La jeune femme kurde d'Iran tient un salon de beauté à Erbil, la capitale du Kurdistan irakien, mais elle a décidé de consacrer deux jours par mois à "rendre belles" des femmes qui ont tout perdu, "et en premier lieu leur confiance en soi".
Elles sont quelque 3.600 dans le camp de Hasancham, arrivées il y a plusieurs semaines ou quelques jours. Elles ont quitté leur logement à Mossoul sans rien emporter ou presque, fuyant les combats qui opposent depuis octobre les forces irakiennes aux jihadistes du groupe Etat islamique (EI).
D'abord réticentes à l'idée de suivre une inconnue et de se séparer de leur mari, une petite dizaine se laisse finalement convaincre par Chnoor qui les accueille tout sourire dans son "salon de coiffure" improvisé.

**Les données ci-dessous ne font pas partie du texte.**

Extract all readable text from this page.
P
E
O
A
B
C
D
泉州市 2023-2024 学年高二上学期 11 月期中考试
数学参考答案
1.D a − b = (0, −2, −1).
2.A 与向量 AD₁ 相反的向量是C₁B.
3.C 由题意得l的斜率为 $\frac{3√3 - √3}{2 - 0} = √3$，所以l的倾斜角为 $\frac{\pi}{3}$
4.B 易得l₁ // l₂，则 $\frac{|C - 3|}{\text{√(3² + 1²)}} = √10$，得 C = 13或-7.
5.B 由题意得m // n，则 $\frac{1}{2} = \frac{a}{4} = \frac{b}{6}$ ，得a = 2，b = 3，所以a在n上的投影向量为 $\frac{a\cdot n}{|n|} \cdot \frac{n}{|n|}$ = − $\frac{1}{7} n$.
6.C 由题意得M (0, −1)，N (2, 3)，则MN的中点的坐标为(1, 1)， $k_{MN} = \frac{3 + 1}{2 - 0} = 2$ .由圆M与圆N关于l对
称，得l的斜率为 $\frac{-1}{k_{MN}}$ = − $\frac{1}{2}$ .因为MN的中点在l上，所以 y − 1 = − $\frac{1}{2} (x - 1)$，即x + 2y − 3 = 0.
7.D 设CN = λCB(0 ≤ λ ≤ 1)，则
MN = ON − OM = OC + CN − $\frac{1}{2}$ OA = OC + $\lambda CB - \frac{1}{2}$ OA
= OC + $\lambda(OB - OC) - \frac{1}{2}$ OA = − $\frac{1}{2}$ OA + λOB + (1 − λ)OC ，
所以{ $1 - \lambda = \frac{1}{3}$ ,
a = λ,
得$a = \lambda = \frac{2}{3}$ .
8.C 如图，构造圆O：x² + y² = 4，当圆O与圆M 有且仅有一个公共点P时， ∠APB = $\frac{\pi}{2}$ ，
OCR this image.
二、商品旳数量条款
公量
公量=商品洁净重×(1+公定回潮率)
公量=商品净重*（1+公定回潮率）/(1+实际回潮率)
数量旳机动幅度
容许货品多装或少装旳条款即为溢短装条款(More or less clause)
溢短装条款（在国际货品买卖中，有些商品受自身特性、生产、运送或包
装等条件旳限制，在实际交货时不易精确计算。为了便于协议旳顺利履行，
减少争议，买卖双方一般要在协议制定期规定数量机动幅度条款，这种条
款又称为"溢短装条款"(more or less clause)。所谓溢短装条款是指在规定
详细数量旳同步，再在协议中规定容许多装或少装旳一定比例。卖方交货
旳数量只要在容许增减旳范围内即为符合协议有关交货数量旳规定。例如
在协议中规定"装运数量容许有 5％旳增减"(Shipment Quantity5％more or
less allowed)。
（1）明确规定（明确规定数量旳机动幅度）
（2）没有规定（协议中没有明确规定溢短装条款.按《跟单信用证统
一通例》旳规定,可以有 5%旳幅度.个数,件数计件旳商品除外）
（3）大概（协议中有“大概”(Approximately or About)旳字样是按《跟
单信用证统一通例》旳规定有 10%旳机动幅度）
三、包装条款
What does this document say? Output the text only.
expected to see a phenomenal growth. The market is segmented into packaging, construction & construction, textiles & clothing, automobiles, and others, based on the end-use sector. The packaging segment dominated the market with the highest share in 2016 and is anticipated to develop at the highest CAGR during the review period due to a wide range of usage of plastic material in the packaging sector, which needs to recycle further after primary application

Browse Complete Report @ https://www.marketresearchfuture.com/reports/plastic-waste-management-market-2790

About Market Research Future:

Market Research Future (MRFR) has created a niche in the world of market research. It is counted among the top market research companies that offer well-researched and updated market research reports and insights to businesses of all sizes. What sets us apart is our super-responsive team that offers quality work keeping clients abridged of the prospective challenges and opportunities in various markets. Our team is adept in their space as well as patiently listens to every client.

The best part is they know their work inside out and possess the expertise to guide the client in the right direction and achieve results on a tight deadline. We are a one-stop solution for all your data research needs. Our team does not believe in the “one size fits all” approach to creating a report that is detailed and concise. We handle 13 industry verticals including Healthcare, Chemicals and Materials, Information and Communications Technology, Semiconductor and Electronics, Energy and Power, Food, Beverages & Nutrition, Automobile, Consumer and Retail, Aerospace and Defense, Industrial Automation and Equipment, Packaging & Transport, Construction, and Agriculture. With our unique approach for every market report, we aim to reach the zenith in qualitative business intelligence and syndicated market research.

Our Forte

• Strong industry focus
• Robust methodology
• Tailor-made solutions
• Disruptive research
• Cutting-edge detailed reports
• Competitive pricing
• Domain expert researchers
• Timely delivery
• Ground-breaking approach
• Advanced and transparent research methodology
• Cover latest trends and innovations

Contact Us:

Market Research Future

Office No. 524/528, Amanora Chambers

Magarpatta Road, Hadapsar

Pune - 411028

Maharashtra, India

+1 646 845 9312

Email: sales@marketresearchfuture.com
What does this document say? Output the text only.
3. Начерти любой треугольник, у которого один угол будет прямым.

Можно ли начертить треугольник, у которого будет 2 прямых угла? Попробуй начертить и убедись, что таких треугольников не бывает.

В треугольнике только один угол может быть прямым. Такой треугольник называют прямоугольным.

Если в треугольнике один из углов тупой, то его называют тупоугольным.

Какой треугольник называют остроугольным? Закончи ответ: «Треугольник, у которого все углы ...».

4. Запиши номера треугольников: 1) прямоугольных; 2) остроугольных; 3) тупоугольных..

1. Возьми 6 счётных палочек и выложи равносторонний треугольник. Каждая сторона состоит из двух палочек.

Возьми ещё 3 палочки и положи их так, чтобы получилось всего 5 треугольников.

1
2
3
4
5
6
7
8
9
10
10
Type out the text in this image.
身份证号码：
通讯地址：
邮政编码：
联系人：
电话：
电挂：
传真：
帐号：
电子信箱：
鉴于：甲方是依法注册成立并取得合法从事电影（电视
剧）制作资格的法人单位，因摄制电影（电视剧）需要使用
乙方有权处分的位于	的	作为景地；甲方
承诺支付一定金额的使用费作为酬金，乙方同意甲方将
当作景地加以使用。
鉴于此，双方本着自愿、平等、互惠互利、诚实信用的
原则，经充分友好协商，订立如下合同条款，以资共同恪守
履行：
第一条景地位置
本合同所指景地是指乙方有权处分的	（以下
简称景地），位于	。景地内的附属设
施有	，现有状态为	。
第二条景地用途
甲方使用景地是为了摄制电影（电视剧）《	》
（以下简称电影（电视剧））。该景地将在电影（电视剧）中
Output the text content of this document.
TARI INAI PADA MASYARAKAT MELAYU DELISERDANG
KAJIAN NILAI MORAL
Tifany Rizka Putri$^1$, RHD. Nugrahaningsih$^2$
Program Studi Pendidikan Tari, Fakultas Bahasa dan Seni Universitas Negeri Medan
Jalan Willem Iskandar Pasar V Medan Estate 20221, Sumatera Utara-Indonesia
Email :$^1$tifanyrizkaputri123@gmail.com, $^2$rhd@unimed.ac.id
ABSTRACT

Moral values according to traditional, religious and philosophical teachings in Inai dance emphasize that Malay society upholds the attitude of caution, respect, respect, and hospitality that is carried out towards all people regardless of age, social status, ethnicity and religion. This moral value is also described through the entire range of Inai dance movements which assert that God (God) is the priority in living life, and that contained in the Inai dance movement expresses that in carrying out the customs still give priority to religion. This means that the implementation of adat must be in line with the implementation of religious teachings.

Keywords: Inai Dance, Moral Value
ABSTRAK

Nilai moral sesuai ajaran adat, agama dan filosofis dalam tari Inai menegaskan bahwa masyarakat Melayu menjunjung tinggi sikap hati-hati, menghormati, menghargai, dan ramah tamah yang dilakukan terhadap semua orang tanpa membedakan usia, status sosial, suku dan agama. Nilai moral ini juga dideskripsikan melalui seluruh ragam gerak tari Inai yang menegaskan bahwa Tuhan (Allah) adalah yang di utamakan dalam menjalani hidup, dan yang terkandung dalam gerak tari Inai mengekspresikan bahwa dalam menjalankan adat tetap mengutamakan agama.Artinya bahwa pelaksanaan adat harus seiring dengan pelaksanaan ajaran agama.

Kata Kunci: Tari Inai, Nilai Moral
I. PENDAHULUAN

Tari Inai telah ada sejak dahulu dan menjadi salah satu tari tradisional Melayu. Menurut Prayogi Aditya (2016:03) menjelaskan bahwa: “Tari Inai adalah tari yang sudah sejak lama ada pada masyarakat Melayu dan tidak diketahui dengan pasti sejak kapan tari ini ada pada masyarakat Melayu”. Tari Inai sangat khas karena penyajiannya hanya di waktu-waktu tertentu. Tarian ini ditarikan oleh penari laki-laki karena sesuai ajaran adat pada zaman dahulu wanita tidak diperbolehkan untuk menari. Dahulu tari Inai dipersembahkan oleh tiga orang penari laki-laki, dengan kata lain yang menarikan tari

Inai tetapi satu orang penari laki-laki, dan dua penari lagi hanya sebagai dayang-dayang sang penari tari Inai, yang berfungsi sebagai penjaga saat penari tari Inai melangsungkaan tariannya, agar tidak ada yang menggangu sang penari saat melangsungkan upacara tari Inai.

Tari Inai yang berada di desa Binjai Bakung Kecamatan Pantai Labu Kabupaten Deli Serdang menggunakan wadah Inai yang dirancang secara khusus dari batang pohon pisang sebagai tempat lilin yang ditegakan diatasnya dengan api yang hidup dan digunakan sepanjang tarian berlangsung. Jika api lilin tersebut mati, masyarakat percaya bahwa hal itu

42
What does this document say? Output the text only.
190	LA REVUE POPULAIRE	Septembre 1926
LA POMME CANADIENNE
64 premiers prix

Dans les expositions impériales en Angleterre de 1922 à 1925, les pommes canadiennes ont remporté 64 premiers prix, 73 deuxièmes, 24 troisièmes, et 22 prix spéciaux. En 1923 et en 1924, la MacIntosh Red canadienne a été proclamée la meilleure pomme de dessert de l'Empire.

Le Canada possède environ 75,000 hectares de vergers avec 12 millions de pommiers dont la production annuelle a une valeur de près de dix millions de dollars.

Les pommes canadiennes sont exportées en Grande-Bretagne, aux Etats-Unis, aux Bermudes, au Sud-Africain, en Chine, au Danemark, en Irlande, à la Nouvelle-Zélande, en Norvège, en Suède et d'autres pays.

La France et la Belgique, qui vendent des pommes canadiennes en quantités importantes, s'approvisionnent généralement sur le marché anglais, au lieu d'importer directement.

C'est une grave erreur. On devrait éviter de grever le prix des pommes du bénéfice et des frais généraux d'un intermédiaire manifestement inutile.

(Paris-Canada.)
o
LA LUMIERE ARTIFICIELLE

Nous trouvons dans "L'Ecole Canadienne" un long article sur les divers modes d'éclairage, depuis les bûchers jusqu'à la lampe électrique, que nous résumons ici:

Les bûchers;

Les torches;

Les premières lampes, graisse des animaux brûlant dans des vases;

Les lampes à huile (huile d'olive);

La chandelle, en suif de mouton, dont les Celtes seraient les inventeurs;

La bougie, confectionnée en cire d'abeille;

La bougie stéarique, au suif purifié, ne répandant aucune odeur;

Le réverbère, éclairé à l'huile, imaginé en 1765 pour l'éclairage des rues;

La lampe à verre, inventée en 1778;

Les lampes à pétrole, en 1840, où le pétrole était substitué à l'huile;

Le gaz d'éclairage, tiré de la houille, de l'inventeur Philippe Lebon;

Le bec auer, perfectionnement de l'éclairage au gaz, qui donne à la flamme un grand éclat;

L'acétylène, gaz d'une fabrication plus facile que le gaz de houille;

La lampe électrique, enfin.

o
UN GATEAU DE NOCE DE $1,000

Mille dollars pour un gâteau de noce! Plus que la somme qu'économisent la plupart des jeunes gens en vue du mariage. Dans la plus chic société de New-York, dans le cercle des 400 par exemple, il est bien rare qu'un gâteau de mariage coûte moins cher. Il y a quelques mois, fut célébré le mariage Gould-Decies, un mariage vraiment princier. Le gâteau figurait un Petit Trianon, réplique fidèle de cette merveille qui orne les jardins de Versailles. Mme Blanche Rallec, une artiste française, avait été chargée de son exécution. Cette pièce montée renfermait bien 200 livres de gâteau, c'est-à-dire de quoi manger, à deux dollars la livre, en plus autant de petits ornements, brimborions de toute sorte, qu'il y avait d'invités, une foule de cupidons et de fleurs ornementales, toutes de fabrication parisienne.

"Je leur propose une coupe de cheveux, l'épilation des sourcils et du visage, mais elles ne demandent rien de précis, elles veulent juste que je m'occupe d'elles", s'étonne la coiffeuse de 31 ans.
Mervet, une mère de famille de 30 ans, fixe très attentivement les doigts de Chnoor malaxer la cire, la poser sur le visage un peu crispé d'une jeune fille puis l'arracher d'un geste sec.
"A Mossoul, avant l'EI, je travaillais dans un salon de beauté. Revoir ces gestes me remplit d'émotion", confie-t-elle.
Azhar, 34 ans, est arrivée au camp il y a tout juste deux jours, après avoir risqué sa vie en traversant le fleuve Tigre pour fuir la partie ouest de Mossoul encore tenue par l'EI.
"Cela fait des semaines que les habitants sont privés de tout: les prix se sont envolés, il n'y a plus que des pommes de terre, du blé et des lentilles", raconte-t-elle en tremblant de rage.
Mais elle retrouve rapidement son sourire en se regardant dans la glace. "Je n'avais jamais imaginé qu'une coupe de cheveux me ferait tellement plaisir!"
'Dignité'
Et elle n'est pas la seule à sourire. Le "salon de coiffure" se trouve vite assailli par des dizaines de femmes qui rient à l'idée de retirer leur voile et de se faire couper les cheveux.
"Ici au camp, il n'y a pas de place pour les femmes. Il y a des coiffeurs pour hommes, des jeux pour les enfants mais rien pour nous", murmure Ghada, 23 ans et mère de deux enfants.
"Nos visages sont brûlés par le soleil, nous avons besoin de crèmes, de produits d'hygiène. Nous n'avons même pas de soutiens-gorges!", s'insurge Safa à côté d'elle.
Chnoor la coiffeuse est convaincue: "Il n'y a aucune honte à vouloir retrouver sa féminité. Surtout dans des conditions tellement difficiles, il en va de son bien-être et de sa dignité!"
Ghada est venue "voir", mais elle n'ose pas prendre place sur le fauteuil. "Depuis qu'on est arrivé ici (il y a six semaines), je suis constamment angoissée, je fais des cauchemars, des crises d'angoisse, je soupçonne tout le monde d'être un espion de Daech", un acronyme en arabe de l'EI.
"Je crois que j'ai besoin de parler à quelqu'un... un psychologue", souffle-t-elle tout bas dans un sourire crispé.
En fin d'après-midi, après quasiment sept heures de travail à un rythme soutenu, Chnoor pose enfin ces ciseaux, épuisée mais heureuse.
"Regardez leur visage, comment il s'est métamorphosé! Elle sont arrivées méfiantes et renfermées, elle sortent d'ici détendues et fières de s'être accordées ce moment rien qu'à elles", constate-t-elle.
A ses côtés, Mervet, qui a fini par retirer son voile bleu et montrer ses longs cheveux blonds, se tient debout, radieuse. Elle ne s'est pas faite coiffer par Chnoor, mais elle a elle-même pris les ciseaux pour s'occuper des têtes des enfants des autres.
Pour Chnoor, le pari est ainsi doublement réussi et les deux semaines qui la séparent de sa prochaine venue lui semblent déjà longues.